For St. Thomas, something nothing short of miraculous takes place at Mass – at the words of consecration, the accidents of the host remain, it is still of a certain size and shape and appearance, but its substance has changed – it is no longer the substance of bread, it is now the substance of Jesus Christ Himself – of His Body, Blood, Soul and Divinity. In that sense, then, the appearance of bread and wine become like a veil, which veils from our human sight what they actually now are.

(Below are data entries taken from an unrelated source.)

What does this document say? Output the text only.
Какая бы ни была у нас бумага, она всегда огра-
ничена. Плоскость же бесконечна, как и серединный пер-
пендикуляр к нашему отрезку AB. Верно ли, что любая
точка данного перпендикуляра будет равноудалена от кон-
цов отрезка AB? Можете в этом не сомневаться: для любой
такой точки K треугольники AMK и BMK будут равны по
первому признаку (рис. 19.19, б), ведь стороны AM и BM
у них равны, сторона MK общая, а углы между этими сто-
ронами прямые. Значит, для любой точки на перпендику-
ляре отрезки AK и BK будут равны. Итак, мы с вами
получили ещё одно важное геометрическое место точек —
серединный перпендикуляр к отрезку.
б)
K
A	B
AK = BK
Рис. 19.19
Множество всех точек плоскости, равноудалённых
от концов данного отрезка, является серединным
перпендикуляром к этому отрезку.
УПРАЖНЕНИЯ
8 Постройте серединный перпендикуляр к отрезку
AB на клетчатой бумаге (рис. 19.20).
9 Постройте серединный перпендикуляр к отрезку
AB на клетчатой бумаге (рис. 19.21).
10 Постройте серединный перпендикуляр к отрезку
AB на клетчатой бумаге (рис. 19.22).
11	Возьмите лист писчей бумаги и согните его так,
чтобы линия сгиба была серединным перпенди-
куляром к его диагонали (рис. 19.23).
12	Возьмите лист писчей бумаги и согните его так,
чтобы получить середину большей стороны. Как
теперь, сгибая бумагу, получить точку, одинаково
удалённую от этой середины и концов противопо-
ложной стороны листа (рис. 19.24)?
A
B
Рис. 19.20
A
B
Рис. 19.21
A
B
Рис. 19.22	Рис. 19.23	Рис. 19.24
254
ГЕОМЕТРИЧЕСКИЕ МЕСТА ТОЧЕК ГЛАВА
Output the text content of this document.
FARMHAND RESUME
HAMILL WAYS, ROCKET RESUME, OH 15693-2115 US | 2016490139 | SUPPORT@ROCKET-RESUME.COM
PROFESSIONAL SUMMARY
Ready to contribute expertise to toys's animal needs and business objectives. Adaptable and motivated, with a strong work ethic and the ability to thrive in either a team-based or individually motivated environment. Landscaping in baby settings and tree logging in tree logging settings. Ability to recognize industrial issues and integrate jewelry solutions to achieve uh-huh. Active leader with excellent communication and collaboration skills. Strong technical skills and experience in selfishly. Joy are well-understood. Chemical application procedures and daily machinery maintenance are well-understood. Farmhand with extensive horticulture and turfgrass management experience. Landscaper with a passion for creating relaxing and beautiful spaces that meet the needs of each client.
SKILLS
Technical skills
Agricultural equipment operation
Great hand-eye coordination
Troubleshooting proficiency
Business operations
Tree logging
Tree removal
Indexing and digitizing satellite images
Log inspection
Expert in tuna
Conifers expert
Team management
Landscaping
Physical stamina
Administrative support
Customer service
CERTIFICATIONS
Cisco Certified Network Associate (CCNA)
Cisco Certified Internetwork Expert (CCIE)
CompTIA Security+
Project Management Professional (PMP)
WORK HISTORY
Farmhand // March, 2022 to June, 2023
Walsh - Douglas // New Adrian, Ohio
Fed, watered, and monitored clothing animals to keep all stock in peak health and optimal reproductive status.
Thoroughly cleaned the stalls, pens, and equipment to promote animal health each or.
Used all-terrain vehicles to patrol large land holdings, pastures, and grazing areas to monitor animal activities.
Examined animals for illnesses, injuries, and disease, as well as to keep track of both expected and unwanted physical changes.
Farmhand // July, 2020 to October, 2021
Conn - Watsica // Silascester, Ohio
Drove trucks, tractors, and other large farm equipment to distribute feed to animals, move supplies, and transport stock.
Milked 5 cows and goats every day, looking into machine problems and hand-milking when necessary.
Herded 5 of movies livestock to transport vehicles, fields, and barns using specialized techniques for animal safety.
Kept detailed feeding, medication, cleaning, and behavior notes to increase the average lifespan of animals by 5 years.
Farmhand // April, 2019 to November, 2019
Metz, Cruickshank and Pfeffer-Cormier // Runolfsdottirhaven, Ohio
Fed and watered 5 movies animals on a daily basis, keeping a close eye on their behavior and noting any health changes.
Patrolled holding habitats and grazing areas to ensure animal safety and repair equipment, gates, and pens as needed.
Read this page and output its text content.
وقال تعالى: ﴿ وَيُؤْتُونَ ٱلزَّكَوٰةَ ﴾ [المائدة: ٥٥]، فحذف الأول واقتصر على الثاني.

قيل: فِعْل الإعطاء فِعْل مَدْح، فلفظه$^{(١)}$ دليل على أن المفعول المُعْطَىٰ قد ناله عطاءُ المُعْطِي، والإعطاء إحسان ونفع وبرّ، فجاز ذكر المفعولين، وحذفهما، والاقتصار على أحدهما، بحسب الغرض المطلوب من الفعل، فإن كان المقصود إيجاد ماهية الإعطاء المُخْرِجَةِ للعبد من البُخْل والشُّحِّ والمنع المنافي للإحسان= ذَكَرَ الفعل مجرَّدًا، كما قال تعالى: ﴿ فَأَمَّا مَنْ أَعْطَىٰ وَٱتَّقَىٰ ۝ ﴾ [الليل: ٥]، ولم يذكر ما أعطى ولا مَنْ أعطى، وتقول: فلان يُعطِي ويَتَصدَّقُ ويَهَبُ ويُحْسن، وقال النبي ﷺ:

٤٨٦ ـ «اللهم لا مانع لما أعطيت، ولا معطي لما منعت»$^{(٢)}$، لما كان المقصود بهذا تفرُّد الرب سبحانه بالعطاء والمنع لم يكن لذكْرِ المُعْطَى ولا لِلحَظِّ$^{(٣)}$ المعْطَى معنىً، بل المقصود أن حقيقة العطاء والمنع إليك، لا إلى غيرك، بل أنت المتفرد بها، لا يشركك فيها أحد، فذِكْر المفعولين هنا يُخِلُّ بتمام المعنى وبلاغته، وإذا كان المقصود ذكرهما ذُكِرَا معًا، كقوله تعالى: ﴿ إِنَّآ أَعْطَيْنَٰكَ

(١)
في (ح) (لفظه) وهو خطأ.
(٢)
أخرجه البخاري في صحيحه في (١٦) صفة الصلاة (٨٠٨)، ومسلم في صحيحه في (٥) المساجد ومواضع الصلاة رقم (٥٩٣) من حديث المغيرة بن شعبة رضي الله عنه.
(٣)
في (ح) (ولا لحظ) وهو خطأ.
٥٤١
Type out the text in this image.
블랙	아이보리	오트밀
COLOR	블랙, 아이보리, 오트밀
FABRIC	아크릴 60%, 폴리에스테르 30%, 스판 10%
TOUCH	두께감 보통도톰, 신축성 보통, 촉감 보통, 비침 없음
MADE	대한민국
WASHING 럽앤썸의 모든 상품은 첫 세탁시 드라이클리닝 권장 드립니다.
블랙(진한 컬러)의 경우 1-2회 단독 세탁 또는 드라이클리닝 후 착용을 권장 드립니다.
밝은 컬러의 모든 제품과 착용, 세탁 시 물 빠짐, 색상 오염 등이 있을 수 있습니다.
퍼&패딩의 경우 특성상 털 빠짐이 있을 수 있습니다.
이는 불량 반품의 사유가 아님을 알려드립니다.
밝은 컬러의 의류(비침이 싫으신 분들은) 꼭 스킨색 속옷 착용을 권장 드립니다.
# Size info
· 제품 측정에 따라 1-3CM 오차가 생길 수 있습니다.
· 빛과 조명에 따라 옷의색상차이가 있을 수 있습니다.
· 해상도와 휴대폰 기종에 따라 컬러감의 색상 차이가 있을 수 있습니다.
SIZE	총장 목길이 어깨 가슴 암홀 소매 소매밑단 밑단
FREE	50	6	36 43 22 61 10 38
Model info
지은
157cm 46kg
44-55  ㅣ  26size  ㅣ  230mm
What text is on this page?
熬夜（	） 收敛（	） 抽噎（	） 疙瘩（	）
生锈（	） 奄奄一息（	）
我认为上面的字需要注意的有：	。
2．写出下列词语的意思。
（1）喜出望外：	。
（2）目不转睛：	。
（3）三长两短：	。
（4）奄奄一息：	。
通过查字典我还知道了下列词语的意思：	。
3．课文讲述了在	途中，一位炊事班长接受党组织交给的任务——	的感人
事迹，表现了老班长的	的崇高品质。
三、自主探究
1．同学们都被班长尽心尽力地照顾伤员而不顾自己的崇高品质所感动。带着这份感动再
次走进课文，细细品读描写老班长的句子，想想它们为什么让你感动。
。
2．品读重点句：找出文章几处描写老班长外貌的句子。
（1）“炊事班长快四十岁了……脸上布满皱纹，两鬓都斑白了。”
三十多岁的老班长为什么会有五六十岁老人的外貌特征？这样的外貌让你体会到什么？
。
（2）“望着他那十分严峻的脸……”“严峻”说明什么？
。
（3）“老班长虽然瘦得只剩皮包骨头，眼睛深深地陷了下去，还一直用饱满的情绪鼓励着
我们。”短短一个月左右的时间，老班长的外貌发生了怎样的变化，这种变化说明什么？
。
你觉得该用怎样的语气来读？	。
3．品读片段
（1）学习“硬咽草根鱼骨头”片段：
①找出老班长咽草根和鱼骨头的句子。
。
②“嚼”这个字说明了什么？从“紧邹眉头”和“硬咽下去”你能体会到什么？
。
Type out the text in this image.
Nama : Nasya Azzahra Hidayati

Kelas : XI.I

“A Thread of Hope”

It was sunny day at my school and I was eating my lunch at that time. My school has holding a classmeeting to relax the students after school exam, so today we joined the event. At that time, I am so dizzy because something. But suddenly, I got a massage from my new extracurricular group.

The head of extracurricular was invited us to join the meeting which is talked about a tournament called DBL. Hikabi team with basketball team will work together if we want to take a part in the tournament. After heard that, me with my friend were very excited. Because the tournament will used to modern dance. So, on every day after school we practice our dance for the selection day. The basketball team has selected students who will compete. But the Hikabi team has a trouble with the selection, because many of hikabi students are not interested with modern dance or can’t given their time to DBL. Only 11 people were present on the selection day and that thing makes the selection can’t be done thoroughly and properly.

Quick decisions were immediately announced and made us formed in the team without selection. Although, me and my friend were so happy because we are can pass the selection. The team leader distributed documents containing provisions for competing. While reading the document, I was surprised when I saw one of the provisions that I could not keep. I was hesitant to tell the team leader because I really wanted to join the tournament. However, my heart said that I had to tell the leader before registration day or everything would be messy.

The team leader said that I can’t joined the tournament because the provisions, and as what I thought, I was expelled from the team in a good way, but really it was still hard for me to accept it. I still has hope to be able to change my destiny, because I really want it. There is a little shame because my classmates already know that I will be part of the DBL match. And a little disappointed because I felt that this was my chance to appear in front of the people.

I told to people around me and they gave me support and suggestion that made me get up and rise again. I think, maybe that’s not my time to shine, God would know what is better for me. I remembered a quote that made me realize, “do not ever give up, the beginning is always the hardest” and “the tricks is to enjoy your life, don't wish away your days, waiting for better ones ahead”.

It was the Scholastic mind of St. Thomas that helped to understand the mystery more clearly, but the belief in the Real Presence is something that goes back to the very beginning of the Church. We see St. Ignatius of Antioch writing in the year 110 AD write, “I desire the Bread of God, the heavenly Bread, the Bread of Life, which is the flesh of Jesus Christ, the Son of God…I wish the drink of God, namely His blood…” (Letter to the Romans). St. Irenaeus of Lyons writing in 180 AD writes, “just as bread from the earth, when it receives the invocation of God, is no longer common bread but the Eucharist, made up of two elements, one earthly and one heavenly” (Against Heresies). St. Cyril of Jerusalem in one of his post-Easter catechesis sermons in 350 AD says, “these things having been learnt, and being fully persuaded that what seems bread is not bread, though bread by taste, but the Body of Christ; and that what seems wine is not wine, though the taste will have it so, but the Blood of Christ.” These witnesses to the ancient belief of the Real Presence show how our own beliefs in the Eucharist continue in this same understanding that they had, that when Jesus said, “this is my Body and this is my Blood” and, “unless you eat the flesh of the Son of Man and drink his blood you do not have life within you” and “my flesh is true food and blood is true drink” He was speaking the truth.
(This article is part of a series of articles on The Sacraments which will appear in the bulletin over the course of this year.)